All profit and loss figures in this section are on an EBIT-adjusted basis, except as noted. 

  • GM North America earned $263 million in the fourth quarter, down from $3.04 billion in the fourth quarter of 2018. The decline was more than explained by a 24% year-over-year drop in wholesale shipments, a result of the strike that closed U.S. factories for most of October. GM's pricing, and demand for its new pickups, remained strong in the quarter. 
  • GM North America's EBIT-adjusted margin was 1.2% in the fourth quarter, down from 10.2% a year ago. For the full year, it was 7.7%, down from 9.5% in 2018. 
  • GM announced a joint venture with LG Chem to produce electric-vehicle battery cells in a new factory in Lordstown, Ohio. The factory is expected to open next year. 
  • GM International, which includes all of the company's automotive businesses outside of North America, lost $120 million in the fourth quarter versus a loss of $48 million a year ago. The decline was due largely to the slumping new-car market in China and currency-related headwinds in South America, partly offset by cost reductions and pricing gains. Equity income from GM's joint ventures with Chinese automakers fell to $239 million from $307 million in the fourth quarter of 2018. 
  • GM Cruise, the self-driving subsidiary, lost $305 million in the fourth quarter versus a loss of $194 million a year ago.
  • GM Financial, the captive-financing subsidiary, earned $498 million in adjusted earnings before tax (EBT adjusted), versus an EBT-adjusted figure of $416 million in the fourth quarter of 2018. Credit metrics remained steady (and good). 
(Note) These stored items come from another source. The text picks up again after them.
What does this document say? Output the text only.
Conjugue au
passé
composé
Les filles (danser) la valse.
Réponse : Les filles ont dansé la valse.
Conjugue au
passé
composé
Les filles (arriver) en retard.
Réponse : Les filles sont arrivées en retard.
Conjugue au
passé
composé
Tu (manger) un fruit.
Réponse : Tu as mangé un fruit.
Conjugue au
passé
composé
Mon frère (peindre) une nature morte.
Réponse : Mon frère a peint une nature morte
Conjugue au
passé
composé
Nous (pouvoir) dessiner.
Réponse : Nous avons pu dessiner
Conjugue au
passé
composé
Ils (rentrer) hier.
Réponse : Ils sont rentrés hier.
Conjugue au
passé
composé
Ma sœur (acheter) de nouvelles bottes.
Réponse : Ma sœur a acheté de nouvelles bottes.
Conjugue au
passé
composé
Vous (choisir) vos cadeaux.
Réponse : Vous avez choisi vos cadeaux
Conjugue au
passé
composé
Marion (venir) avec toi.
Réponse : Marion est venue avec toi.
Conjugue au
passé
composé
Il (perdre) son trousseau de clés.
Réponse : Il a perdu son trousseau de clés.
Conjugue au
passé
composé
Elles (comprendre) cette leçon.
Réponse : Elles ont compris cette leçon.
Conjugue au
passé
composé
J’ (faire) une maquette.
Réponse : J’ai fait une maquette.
Special items, cash, and debt

GM took $194 million in restructuring-related charges in the fourth quarter, as well as a $164 million writedown related to the sale of its share of a truck-making joint venture in China. 

As of Dec. 31, GM had $17.3 billion in cash available to its automaking business, along with another $17.3 billion in available credit lines, for total liquidity of $34.6 billion. Against that, GM had $14.4 billion in well-structured long-term debt, up from $14 billion at the end of 2018. 

GM said that its pension portfolios were underfunded by $11.8 billion as of Dec. 31, versus $11.5 billion at the end of 2018.

Looking ahead: Guidance for 2020

For 2020, GM currently expects:

  • Adjusted earnings per share between $5.75 and $6.25.
  • Adjusted automotive free cash flow between $6.0 billion and $7.5 billion.

In a nutshell, the company expects the slump in China to continue, with those effects largely offset by new products that should drive pricing and margin improvements in North America.